W ubiegłym roku do wielkopolskiego oddziału Narodowego Funduszu Zdrowia wpłynęło aż 741 skarg od pacjentów, o blisko 200 więcej niż rok wcześniej. Z kolei tylko w tym roku NFZ otrzymał ponad 250 skarg. A jakie zastrzeżenia mieli pacjenci?
W ubiegłym roku o 93% wzrosła liczba skarg dotyczących podstawowej opieki zdrowotnej. Pacjenci zawiadamiali głównie o złej dostępności do świadczeń. Ze wszystkich 741 skarg, 176 z nich dotyczyło wyłącznie realizacji świadczeń związanych z COVID-19. Było to 24% ogólnej liczby skarg. Przez pierwsze trzy miesiące 2021 r. takich zgłoszeń było niemal tyle, co przez cały poprzedni rok – 147. To blisko 60% wszystkich zgłoszeń do końca marca.

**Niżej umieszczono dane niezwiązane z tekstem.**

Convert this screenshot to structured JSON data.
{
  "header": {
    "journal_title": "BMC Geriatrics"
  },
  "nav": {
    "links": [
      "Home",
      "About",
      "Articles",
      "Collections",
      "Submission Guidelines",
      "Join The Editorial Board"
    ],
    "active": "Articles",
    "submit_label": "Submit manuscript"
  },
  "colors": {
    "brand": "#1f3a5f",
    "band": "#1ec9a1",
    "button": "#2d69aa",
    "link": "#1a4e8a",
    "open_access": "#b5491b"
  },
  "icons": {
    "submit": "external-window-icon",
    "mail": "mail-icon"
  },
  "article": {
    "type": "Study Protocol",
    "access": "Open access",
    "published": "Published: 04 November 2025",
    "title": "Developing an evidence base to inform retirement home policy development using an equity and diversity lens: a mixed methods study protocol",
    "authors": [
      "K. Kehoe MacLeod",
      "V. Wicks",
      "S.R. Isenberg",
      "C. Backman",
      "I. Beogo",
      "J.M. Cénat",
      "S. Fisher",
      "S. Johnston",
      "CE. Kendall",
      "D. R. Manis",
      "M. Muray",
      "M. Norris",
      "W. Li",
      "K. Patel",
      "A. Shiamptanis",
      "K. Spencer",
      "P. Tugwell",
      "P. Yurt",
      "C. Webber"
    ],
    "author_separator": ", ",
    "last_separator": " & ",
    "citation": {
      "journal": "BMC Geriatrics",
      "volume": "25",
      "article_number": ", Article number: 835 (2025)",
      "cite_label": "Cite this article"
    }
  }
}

Jak podkreśla rzeczniczka Wielkopolskiego Oddziału Wojewódzkiego Narodowego Funduszu Zdrowia, Marta Żbikowska-Cieśla w 2019 roku skargi pacjentów dotyczyły jakości świadczeń, rzadziej dostępności czy braku dostępności. W ubiegłym roku spadła natomiast liczba skarg dotycząca leczenia szpitalnego.
Z kolei do tej pory do NFZ wpłynęło 77 skarg dotyczących organizacji szczepień. Dotyczyły one m.in. braku możliwości zapisu dla osób spoza listy danego POZ.
Ze wszystkich zgłoszeń dotyczących epidemii, niewiele dotyczyło opieki nad pacjentami na oddziałach covidowych. Do wielkopolskiego odziału NFZ trafiały w tym zakresie pojedyncze skargi, dotyczące jedynie poznańskich lecznic.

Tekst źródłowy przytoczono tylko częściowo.